# How does the heat equation model concrete problems accurately

Let's just say that I am a beginning practitioner of mathematics who never gave physics a serious shot and looking to get an intuition of how partial differential equation works in relation to the physical words.

In particular, I am considering the classical heat equation $$\partial_{t} u - \mathit{\Delta}u = 0 \ \ \text{in \mathit{\Omega}}, \ \ u = f \ \ \text{on \mathit{\partial \Omega}}$$ with initial condition $$u_0$$ for functions $$u = u(t,x)$$ and $$f=f(x,t)$$, where $$t > 0$$ is the time variable and $$x \in \mathit{\Omega} \subseteq \mathbb{R^{d}}$$ is a bounded domain.

I want to understand this equation in relation to how it works physically.

In relation to the distribution of heat, my intuition for such a model is that, given an object with constant conductivity, if we can somehow control the temperature of the object on the boundary for all time (boundary condition), then based on the information at present (initial profile), we should be able to deduce the temperature inside the object for all time as well.
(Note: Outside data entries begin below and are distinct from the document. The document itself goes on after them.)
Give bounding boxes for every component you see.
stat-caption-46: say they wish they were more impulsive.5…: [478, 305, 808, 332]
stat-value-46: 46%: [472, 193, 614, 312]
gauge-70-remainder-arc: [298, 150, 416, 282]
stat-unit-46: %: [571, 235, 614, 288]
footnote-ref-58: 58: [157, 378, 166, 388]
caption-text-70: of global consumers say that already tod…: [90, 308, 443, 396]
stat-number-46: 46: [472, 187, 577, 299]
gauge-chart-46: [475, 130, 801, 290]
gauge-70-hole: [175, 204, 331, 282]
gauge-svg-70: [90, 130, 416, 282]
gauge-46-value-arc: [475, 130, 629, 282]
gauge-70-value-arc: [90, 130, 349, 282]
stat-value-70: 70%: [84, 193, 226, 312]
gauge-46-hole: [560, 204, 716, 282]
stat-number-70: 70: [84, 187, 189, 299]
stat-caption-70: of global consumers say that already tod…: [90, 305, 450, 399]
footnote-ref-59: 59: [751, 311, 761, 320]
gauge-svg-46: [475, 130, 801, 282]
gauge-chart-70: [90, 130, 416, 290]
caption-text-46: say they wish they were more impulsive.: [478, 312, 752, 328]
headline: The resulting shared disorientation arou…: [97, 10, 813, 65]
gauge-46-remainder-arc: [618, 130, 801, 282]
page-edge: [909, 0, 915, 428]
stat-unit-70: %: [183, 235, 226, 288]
But how does such set up come in handy in real life? Intuitively, even if I take just a metal ball $$B \subseteq \mathbb{R}^{3}$$, and then heat up a small area on the surface of my metal ball. Intuitively I should be able to just sit there and wait it out in order to get a unique solution. However, the theory of heat equation says that if I do not already know how the flow will behave on the boundary, then I cannot expect to get a unique solution. But surly, all I had to do was just wait for the flow to go over the metal...

1. The environment will change and the heat could escape the boundary in certain way. Thus I need to know how the heat will behave when in contact with its surroundings in order to know how the interior behaves. However, this kind of thinking has a flaw, because if I take $$\mathit{\Omega}$$ to be say a closed loop $$S^1$$, then it will have no boundary and the theory says that I wouldn't have to take account of the boundary value.

2. The heat flow is stochastic, meaning that if I fix everything else the same, every time I flow my heat, the distribution of heat through out the object as time increases will be different according to some probability density. This would make sense, because if the equation admits a solution in the probabilistic sense, then I need a priori a sample point, i.e. a solution to the heat equation. Restrict that sample point to the boundary, and then use the resulting function defined on the boundary to solve for the heat equation will then get me a unique solution.

But again I don't even know very well the first thing about physics. So I would appreciate if anyone could give a some clarification.